What is this? Is it a Sirloin Steak? Is it Veal? Maybe Lamb?
NO! It’s a Super Butt! Also known as pork steaks, butt steaks, blade steaks, shoulder steaks, and Boston butt steaks. Not a chop… as in pork chop. So much better than that. They are cut from the shoulder of the pig and definitely distinct from a Pork Chop that comes from the loin. Very different.
Pork steaks have more marbling than pork chops, resulting in a tender, richer flavor and juicier texture. They are richer and more robust compared to pork chops, due to the higher fat content.

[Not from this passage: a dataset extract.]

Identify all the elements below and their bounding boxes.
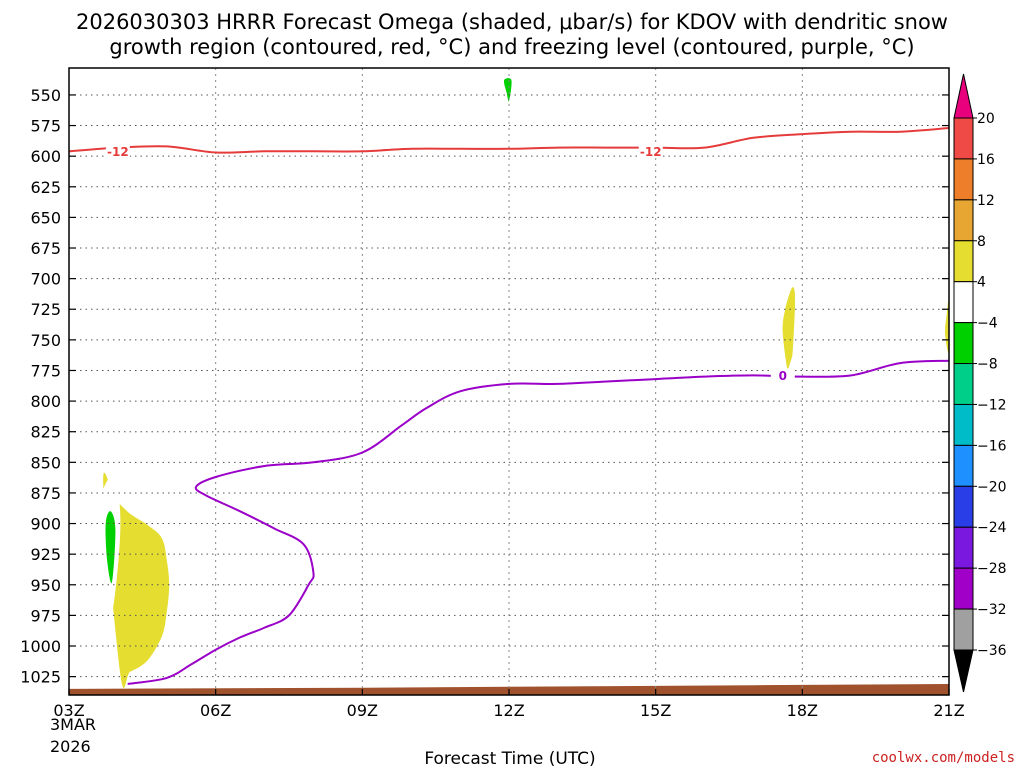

They can be fall apart tender when cooked in a slow cooker.
Pork Steaks are flavorful and versatile and offer a delicious alternative to pork chops or beef steak. Much less expensive than both. Comparison: Chops or Steak can be as high as $12 a pound. Pork steaks are about $3-$4 a pound.

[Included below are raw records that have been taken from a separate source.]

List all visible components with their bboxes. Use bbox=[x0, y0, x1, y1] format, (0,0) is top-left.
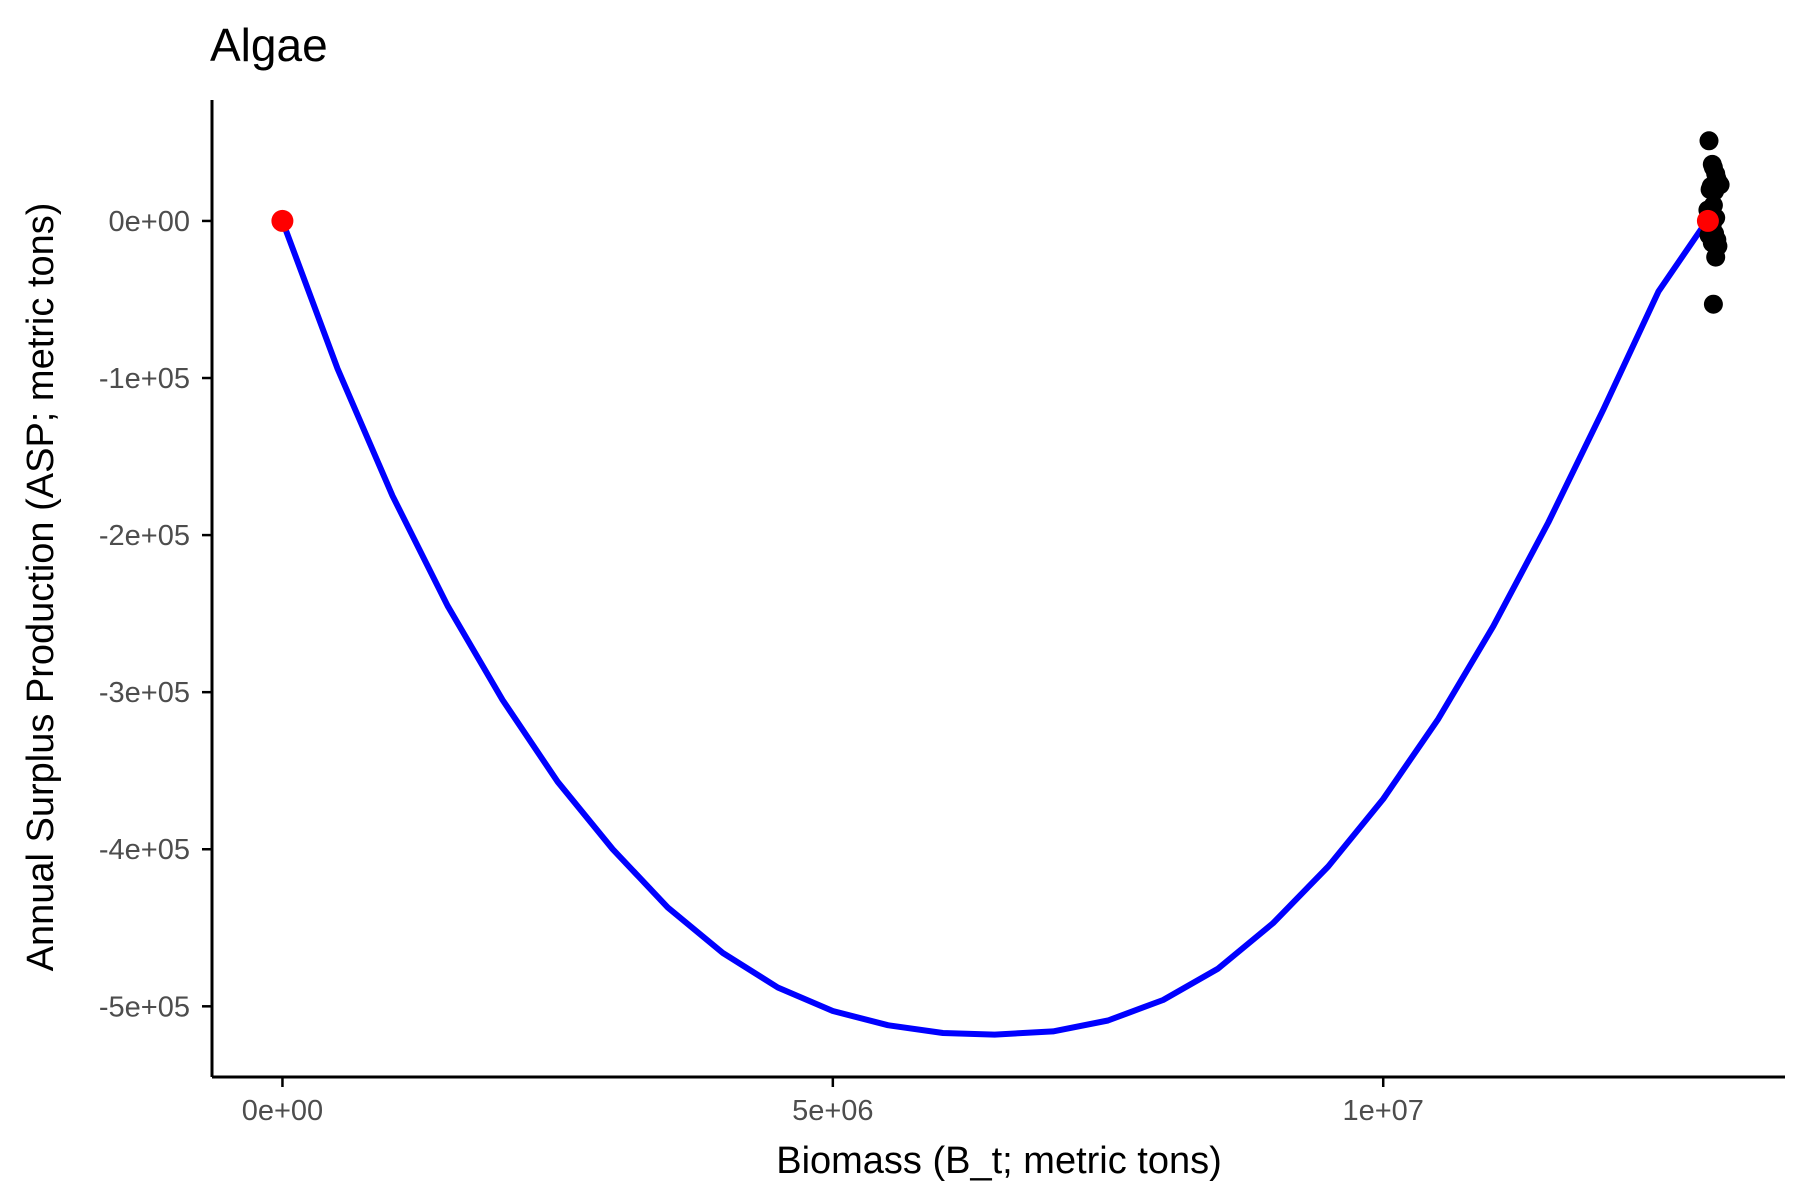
y-axis-label: Annual Surplus Production (ASP; metric t… bbox=[20, 203, 62, 972]
y-tick-label: -1e+05 bbox=[99, 363, 190, 395]
x-tick-label: 1e+07 bbox=[1342, 1095, 1423, 1127]
x-axis-label: Biomass (B_t; metric tons) bbox=[776, 1140, 1222, 1182]
observation-point bbox=[1703, 294, 1723, 314]
x-ticks: 0e+00 5e+06 1e+07 bbox=[242, 1077, 1424, 1127]
plot-area bbox=[271, 131, 1730, 1038]
observation-point bbox=[1702, 233, 1722, 253]
production-curve-line bbox=[279, 217, 1710, 1038]
x-tick-label: 0e+00 bbox=[242, 1095, 323, 1127]
y-tick-label: -2e+05 bbox=[99, 520, 190, 552]
reference-point bbox=[1696, 209, 1719, 232]
y-tick-label: -4e+05 bbox=[99, 834, 190, 866]
y-tick-label: 0e+00 bbox=[109, 206, 190, 238]
chart-title: Algae bbox=[210, 19, 328, 71]
axes bbox=[210, 100, 1785, 1079]
observation-point bbox=[1699, 131, 1719, 151]
y-tick-label: -5e+05 bbox=[99, 991, 190, 1023]
y-ticks: 0e+00 -1e+05 -2e+05 -3e+05 -4e+05 -5e+05 bbox=[99, 206, 212, 1023]
y-tick-label: -3e+05 bbox=[99, 677, 190, 709]
x-tick-label: 5e+06 bbox=[792, 1095, 873, 1127]
observation-point bbox=[1706, 247, 1726, 267]
observation-point bbox=[1710, 175, 1730, 195]
reference-point bbox=[271, 209, 294, 232]
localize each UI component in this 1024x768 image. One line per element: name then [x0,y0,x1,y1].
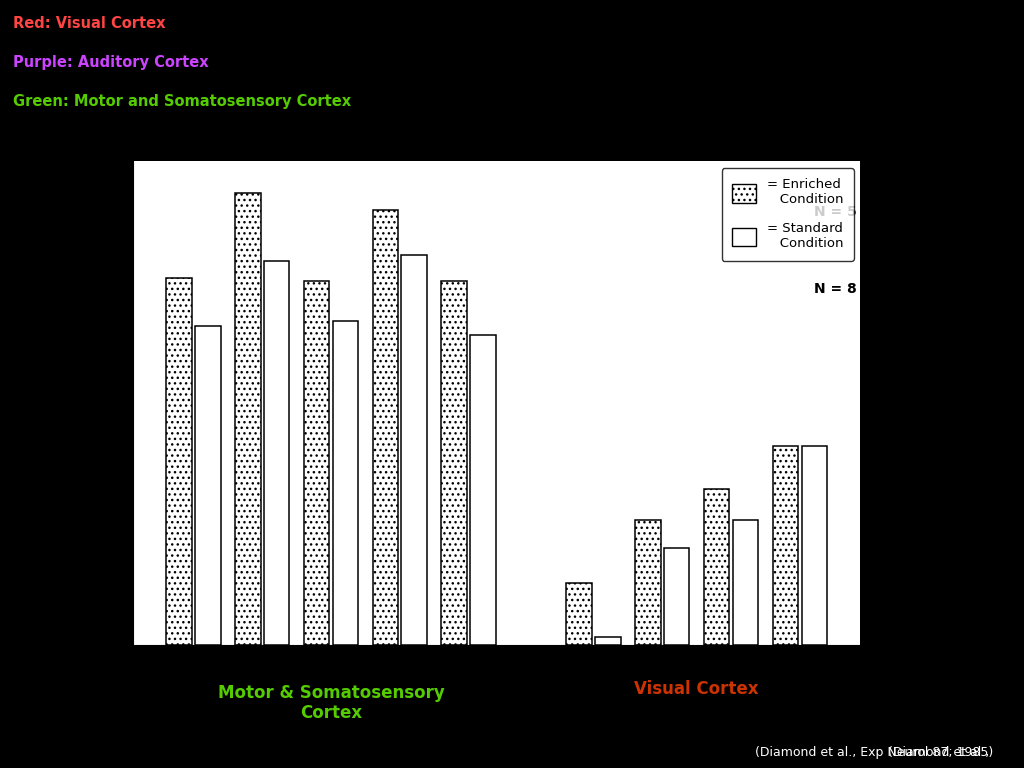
Text: Green: Motor and Somatosensory Cortex: Green: Motor and Somatosensory Cortex [13,94,351,109]
Text: Purple: Auditory Cortex: Purple: Auditory Cortex [13,55,209,70]
Bar [304,281,330,645]
Text: N = 5: N = 5 [814,205,856,219]
Text: Visual Cortex: Visual Cortex [635,680,759,697]
Bar [401,255,427,645]
Text: Motor & Somatosensory
Cortex: Motor & Somatosensory Cortex [218,684,444,723]
Bar [664,548,689,645]
Bar [333,321,358,645]
Bar [264,261,290,645]
Bar [166,278,191,645]
Text: Enrichment between 766-904 days of age: Enrichment between 766-904 days of age [471,139,860,157]
Bar [470,335,496,645]
Text: Red: Visual Cortex: Red: Visual Cortex [13,15,166,31]
Bar [733,520,759,645]
Bar [373,210,398,645]
Text: N = 8: N = 8 [814,283,856,296]
Bar [566,582,592,645]
Bar [441,281,467,645]
Y-axis label: Thickness (cm): Thickness (cm) [78,333,95,473]
Bar [773,446,799,645]
Legend: = Enriched
   Condition, = Standard
   Condition: = Enriched Condition, = Standard Conditi… [722,168,854,261]
Bar [635,520,660,645]
Bar [195,326,220,645]
Bar [234,193,260,645]
Text: (Diamond et al.,: (Diamond et al., [888,746,993,759]
Bar [595,637,621,645]
Bar [703,488,729,645]
Text: (Diamond et al., Exp Neurol 87; 1985): (Diamond et al., Exp Neurol 87; 1985) [755,746,993,759]
Bar [802,446,827,645]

How do you cook at Pork Steak?
I do a quick sear in a hot skillet just like I do a rib eye or sirloin beef steak. It’s quick and efficient for achieving a browned crust and juicy interior. I like to use a cast iron skillet that is super hot…smoking hot. You get tender, juicy, and delicious, just like a beef rib eye.
PAN SEARED PORK STEAK
1 or 2 - 16 ounce pork steaks
1 tablespoon vegetable oil
1 tablespoon butter
Salt and pepper
Season both sides of steak with salt and pepper. You can use other seasonings but you really don’t need to. Let the flavors come out without a lot of seasoning.
Preheat a cast iron skillet for 3 minutes or until very hot.
Add the oil and then the butter until it is starting to smoke.
Add the pork steak and sear 3 minutes on the first side. Then flip the steak and cook 3 minutes more until the internal temperature reaches 165. Do not overcook or they will get chewy. If you want you can put them in the oven on 350 degrees to finish them off.
Take off the heat and let rest for 5 minutes before serving. Resting allows the juices to redistribute, ensuring a more tender and flavorful steak.
NOTES:
Cook this hot and fast, like beef. You’ll be searing this on both sides.
Make sure the internal temperature reaches 165 degrees, the safe temperature for pork.
You can finish this in the oven if the outside is seared and you want to avoid overcooking, but still need to bring it up to temperature.